In ihrem Beitrag für das belarussische Online-Portal Pozirk zeigt Truchan, mit welchen ideologischen Baupfeilern der Machtapparat diese neue Wirklichkeit in Belarus errichten will.  

Quelle Pozirk – Nawіny pra Belarus
Die Flagge der Republik Belarus auf einer Ziegelsteinwand / Foto © xVivacityImagesx Panthermedia/IMAGO

Architektonischer und anderer Patriotismus 

Vor zwei Wochen wurden Alexander Lukaschenko die Pläne für das neue Nationale Historische Museum präsentiert. Im Fall einer Umsetzung entsteht in Minsk das nächste Gebäude, das die „Zeit nach 2020“ symbolisiert: billiger Pseudopatriotismus, der das Antlitz vieler Städte bis zur Unkenntlichkeit entstellt. Das neue Museumsgebäude, das den Plänen zufolge die Umrisse von Belarus aufweisen soll (was ohnehin nur von oben zu sehen sein wird), sowie der Park der Nationalen Einheit rundherum sind nur ein kleiner Teil der Hinterlassenschaften in Glas und Beton der Regime-Vertreter. 

2020 reagierten die Wahlverlierer auf die weiß-rot-weißen Flaggen mit Massen von geschmacklos und häufig verfehlt eingesetzten rot-grünen Fahnen. Später wurden sie auf Hausmauern gemalt und so zahlreich an Gebäuden aufgehängt, dass es jeden Tag aussieht, als wäre Nationalfeiertag. Anscheinend versucht das Regime mit so primitiven Methoden, sein Revier zu markieren. 
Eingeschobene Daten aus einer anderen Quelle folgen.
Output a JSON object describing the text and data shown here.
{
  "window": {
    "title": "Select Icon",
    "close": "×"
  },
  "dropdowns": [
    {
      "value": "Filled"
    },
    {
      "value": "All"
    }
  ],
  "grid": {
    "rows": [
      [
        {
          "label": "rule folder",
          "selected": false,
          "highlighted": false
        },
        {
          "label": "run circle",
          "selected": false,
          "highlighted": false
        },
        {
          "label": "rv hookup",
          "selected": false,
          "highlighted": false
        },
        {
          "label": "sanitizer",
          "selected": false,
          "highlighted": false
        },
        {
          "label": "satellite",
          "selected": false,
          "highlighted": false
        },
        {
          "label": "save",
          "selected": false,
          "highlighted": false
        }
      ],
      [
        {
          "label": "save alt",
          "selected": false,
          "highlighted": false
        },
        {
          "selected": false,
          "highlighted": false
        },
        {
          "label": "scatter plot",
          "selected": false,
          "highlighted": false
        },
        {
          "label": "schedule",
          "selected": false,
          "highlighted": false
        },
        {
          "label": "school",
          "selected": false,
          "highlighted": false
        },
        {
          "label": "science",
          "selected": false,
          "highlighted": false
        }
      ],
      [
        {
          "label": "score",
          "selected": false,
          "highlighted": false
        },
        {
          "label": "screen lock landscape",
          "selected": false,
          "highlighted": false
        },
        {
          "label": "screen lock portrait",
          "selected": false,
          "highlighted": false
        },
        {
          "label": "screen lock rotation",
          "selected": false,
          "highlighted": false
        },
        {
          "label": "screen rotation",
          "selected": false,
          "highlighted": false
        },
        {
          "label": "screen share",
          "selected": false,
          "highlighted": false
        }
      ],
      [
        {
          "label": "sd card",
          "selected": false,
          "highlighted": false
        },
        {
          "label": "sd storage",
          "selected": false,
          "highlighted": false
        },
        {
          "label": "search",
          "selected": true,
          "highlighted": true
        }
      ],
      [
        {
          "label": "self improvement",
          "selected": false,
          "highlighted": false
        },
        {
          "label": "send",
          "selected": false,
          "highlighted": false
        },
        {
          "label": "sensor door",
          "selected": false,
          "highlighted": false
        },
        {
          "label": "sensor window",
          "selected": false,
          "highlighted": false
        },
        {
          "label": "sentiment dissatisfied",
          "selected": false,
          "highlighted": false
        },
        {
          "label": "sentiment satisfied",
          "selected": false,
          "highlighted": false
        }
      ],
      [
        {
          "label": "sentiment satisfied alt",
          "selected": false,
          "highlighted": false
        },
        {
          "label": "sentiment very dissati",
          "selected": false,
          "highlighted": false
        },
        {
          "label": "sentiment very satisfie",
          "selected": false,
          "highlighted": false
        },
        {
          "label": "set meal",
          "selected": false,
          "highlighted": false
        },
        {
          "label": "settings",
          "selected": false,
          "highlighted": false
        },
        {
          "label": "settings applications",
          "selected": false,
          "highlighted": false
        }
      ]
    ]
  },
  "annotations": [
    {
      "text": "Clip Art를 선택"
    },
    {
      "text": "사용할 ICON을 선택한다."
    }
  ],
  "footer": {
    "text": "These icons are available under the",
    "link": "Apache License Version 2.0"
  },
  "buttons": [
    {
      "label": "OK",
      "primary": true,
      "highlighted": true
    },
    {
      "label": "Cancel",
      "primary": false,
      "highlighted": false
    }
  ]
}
„Genozid am belarussischen Volk“ 

Gleichzeitig wurden die Lehrbücher umgeschrieben. Kurz nach der Niederschlagung der Proteste von 2020 begannen die Machthaber, den „Genozid am belarussischen Volk während des Großen Vaterländischen Krieges“ hochzufahren. Zuständig (und höchst aktiv) ist die Generalstaatsanwaltschaft. Im Jahr 2021 begann ein entsprechendes Strafverfahren, das in Schauprozesse gegen Kriegsverbrecher münden sollte. Im Januar 2022 unterstützte Lukaschenko dieses Strafverfahren mit einem neuen Gesetz, das die öffentliche Leugnung des Genozids unter Strafe stellte. Im Grunde legte die Generalstaatsanwaltschaft die einzige staatlich anerkannte Interpretation der nationalsozialistischen Verbrechen fest, und das Gesetz sorgte für strafrechtliche Panzerung: Von dieser Interpretation abzuweichen, ist von nun an verboten.   

Das Thema Genozid sickerte aus der Staatsanwaltschaft sogleich in den Alltag durch: in die Lehrbücher, in die Propagandasender, die ersten Angeklagten kamen posthum vor Gericht, gegen andere wurden neue Verfahren eingeleitet. Mehrere Eltern von Schulanfängern in Minsk teilten Pozirk mit, dass die ideologische Bearbeitung der nächsten Generation gleich am ersten Tag beginne: sechs- und siebenjährigen Kindern wird vom Genozid erzählt. 

„Für meinen Mann und mich war das ein Schock. Wir waren zwar darauf vorbereitet, dass unser Kind diesen ideologischen Quatsch mit nach Hause bringen wird, aber doch nicht schon in der ersten Klasse! Früher kam das erst in höheren Schulstufen. Wir haben auch ein noch ein größeres Kind, aber die Größeren erreichen sie nicht mehr so leicht, deshalb bemühen sich die Lehrer in dieser Klassenstufe gar nicht so sehr“, erzählte Pozirk eine Minskerin, deren Kind die erste Klasse eines Gymnasiums besucht.  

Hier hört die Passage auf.